Prospective and Retrospective Detection

Once claims are already paid, the time, effort and expenses exhausted when trying to recoup losses from fraud rise exponentially. It’s in the best interests of healthcare payers to detect such claims before they’re paid, whenever possible. And with advanced decisioning systems, claims that are most at risk for fraud, abuse or error can be quickly detected with very high accuracy.

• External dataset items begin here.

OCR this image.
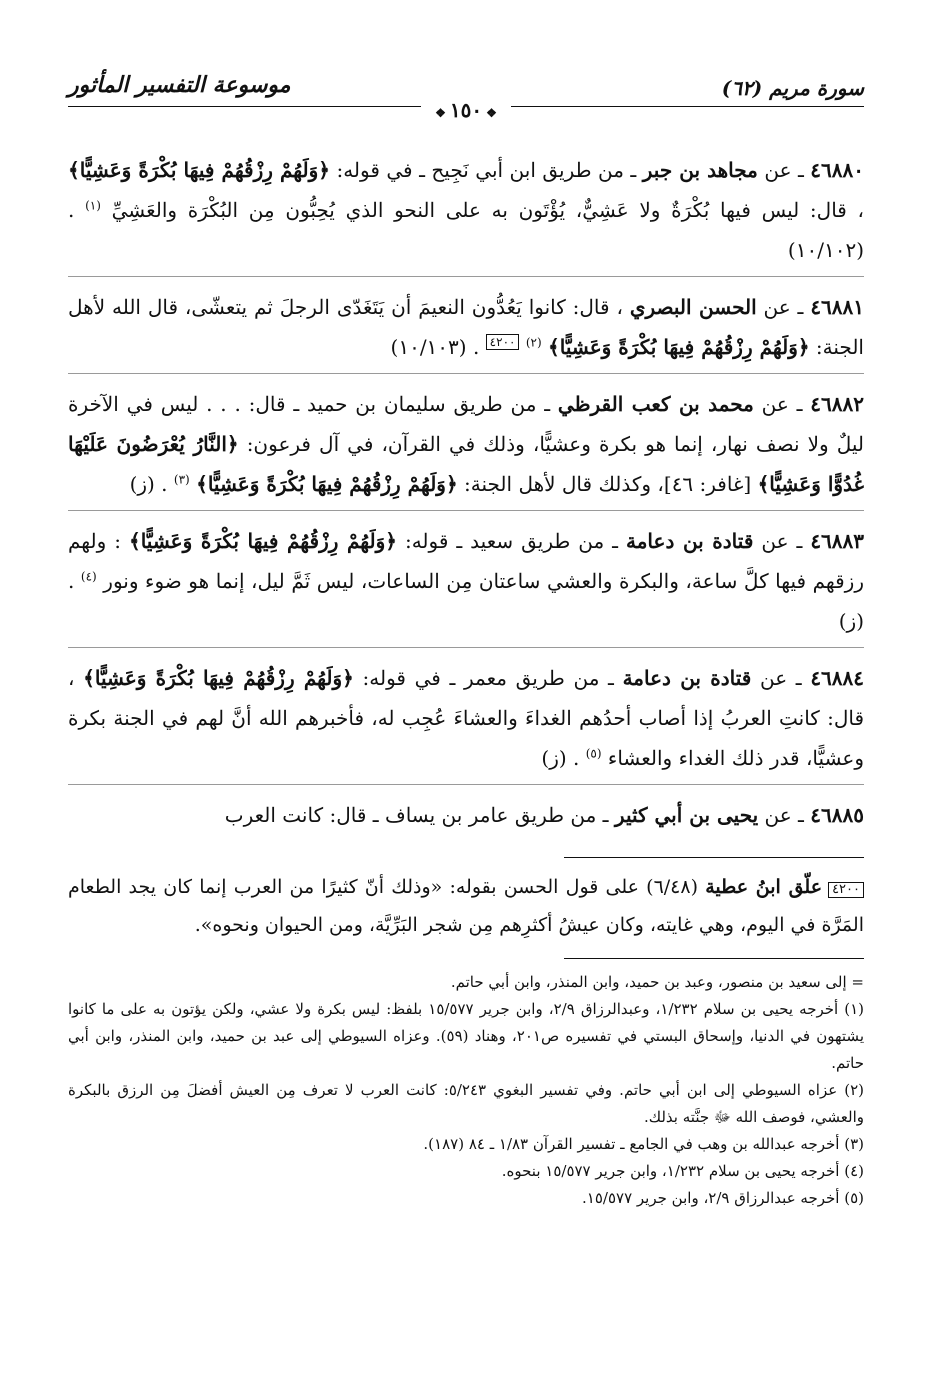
سورة مريم (٦٢)
موسوعة التفسير المأثور
❖١٥٠❖
٤٦٨٨٠ ـ عن مجاهد بن جبر ـ من طريق ابن أبي نَجِيح ـ في قوله: ﴿وَلَهُمْ رِزْقُهُمْ فِيهَا بُكْرَةً وَعَشِيًّا﴾ ، قال: ليس فيها بُكْرَةٌ ولا عَشِيٌّ، يُؤْتَون به على النحو الذي يُحِبُّون مِن البُكْرَة والعَشِيِّ $^{(١)}$ . (١٠/١٠٢)
٤٦٨٨١ ـ عن الحسن البصري ، قال: كانوا يَعُدُّون النعيمَ أن يَتَغَدّى الرجلَ ثم يتعشّى، قال الله لأهل الجنة: ﴿وَلَهُمْ رِزْقُهُمْ فِيهَا بُكْرَةً وَعَشِيًّا﴾ $^{(٢)}$ ٤٢٠٠ . (١٠/١٠٣)
٤٦٨٨٢ ـ عن محمد بن كعب القرظي ـ من طريق سليمان بن حميد ـ قال: . . . ليس في الآخرة ليلٌ ولا نصف نهار، إنما هو بكرة وعشيًّا، وذلك في القرآن، في آل فرعون: ﴿النَّارُ يُعْرَضُونَ عَلَيْهَا غُدُوًّا وَعَشِيًّا﴾ [غافر: ٤٦]، وكذلك قال لأهل الجنة: ﴿وَلَهُمْ رِزْقُهُمْ فِيهَا بُكْرَةً وَعَشِيًّا﴾ $^{(٣)}$ . (ز)
٤٦٨٨٣ ـ عن قتادة بن دعامة ـ من طريق سعيد ـ قوله: ﴿وَلَهُمْ رِزْقُهُمْ فِيهَا بُكْرَةً وَعَشِيًّا﴾ : ولهم رزقهم فيها كلَّ ساعة، والبكرة والعشي ساعتان مِن الساعات، ليس ثَمَّ ليل، إنما هو ضوء ونور $^{(٤)}$ . (ز)
٤٦٨٨٤ ـ عن قتادة بن دعامة ـ من طريق معمر ـ في قوله: ﴿وَلَهُمْ رِزْقُهُمْ فِيهَا بُكْرَةً وَعَشِيًّا﴾ ، قال: كانتِ العربُ إذا أصاب أحدُهم الغداءَ والعشاءَ عُجِب له، فأخبرهم الله أنَّ لهم في الجنة بكرة وعشيًّا، قدر ذلك الغداء والعشاء $^{(٥)}$ . (ز)
٤٦٨٨٥ ـ عن يحيى بن أبي كثير ـ من طريق عامر بن يساف ـ قال: كانت العرب
٤٢٠٠علّق ابنُ عطية (٦/٤٨) على قول الحسن بقوله: «وذلك أنّ كثيرًا من العرب إنما كان يجد الطعام المَرَّة في اليوم، وهي غايته، وكان عيشُ أكثرِهم مِن شجر البَرِّيَّة، ومن الحيوان ونحوه».

= إلى سعيد بن منصور، وعبد بن حميد، وابن المنذر، وابن أبي حاتم.

(١) أخرجه يحيى بن سلام ١/٢٣٢، وعبدالرزاق ٢/٩، وابن جرير ١٥/٥٧٧ بلفظ: ليس بكرة ولا عشي، ولكن يؤتون به على ما كانوا يشتهون في الدنيا، وإسحاق البستي في تفسيره ص٢٠١، وهناد (٥٩). وعزاه السيوطي إلى عبد بن حميد، وابن المنذر، وابن أبي حاتم.

(٢) عزاه السيوطي إلى ابن أبي حاتم. وفي تفسير البغوي ٥/٢٤٣: كانت العرب لا تعرف مِن العيش أفضلَ مِن الرزق بالبكرة والعشي، فوصف الله ﷻ جنَّته بذلك.

(٣) أخرجه عبدالله بن وهب في الجامع ـ تفسير القرآن ١/٨٣ ـ ٨٤ (١٨٧).

(٤) أخرجه يحيى بن سلام ١/٢٣٢، وابن جرير ١٥/٥٧٧ بنحوه.

(٥) أخرجه عبدالرزاق ٢/٩، وابن جرير ١٥/٥٧٧.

Organizations also use prepayment advanced decisioning systems to improve payment integrity, or the ability to pay correct and legitimate claims without slowing claims processing. The analytic-based solution enables thorough analyses of claims, resulting in identifying more fraud, abuse and errors prior to payment. The analyses reveal unusual patterns, such as in the behavior of providers and patients, and in the relationship between a patient’s activity across multiple providers in a high speed mode. The speed of analyses assures that claims processing is not compromised, thereby ensuring compliance with states’ prompt payment legislation

Advanced analyses enable healthcare payers to reap extraordinary benefits after payment as well. The intelligent processes of these analyses enable organizations to successfully review suspicious providers without expending laborious hours chasing red herrings. And when payers utilize post-payment analysis, they are able to detect fraud that’s only apparent over time, and not necessarily detected in smaller data sets.

Industry Specific Detection

When used with medical claims, predictive models allow organizations to detect unusual medical practices and charges that are inconsistent with a given peer group, so orthopedic surgeons are compared to and against one another, oncologists to other oncologists, chiropractors with other chiropractors. Payment Optimizer does not rely on the payer’s data to determine a provider’s peer group. A sophisticated blend of predictive models and expert decision logic is used to understand a provider’s practice patterns to determine the appropriate peer group for comparison. In one case, a payer using Payment Optimizer discovered a psychiatrist seeing 112 patients in a single day.

Curbing fraud and abuse among pharmacy services is particularly important in this day and age, as prescription drug benefits play an integral role in both Medicare and commercial benefit coverage. Like medical and dental models, pharmacy claims and claims-related data are analyzed in-depth using profiling technology. Problems such as claims for drugs never dispensed can be spotted. Audits can find pharmacies that habitually bill for drugs not provided and even diverted medicines for resale.

Benefiting the System

When payers succeed in cracking down on fraud, everyone wins. The system runs more smoothly and efficiently, and the cost savings to payers enable more affordable coverage plans and reduce costs to employers while improving quality of care. While advanced analytic tools have been used successfully for years in disease management, healthcare organizations are now finding them equally useful in claims processing and fraud detection. In an industry with $90 billion a year lost to fraud, errors and abuse, it’s high time for healthcare organizations to study the potential impact advanced decisioning systems may have on their bottom line.

Dr. Andrea Allmon is Fair Isaac Corporation’s director of healthcare operations and product management of Healthcare Solutions.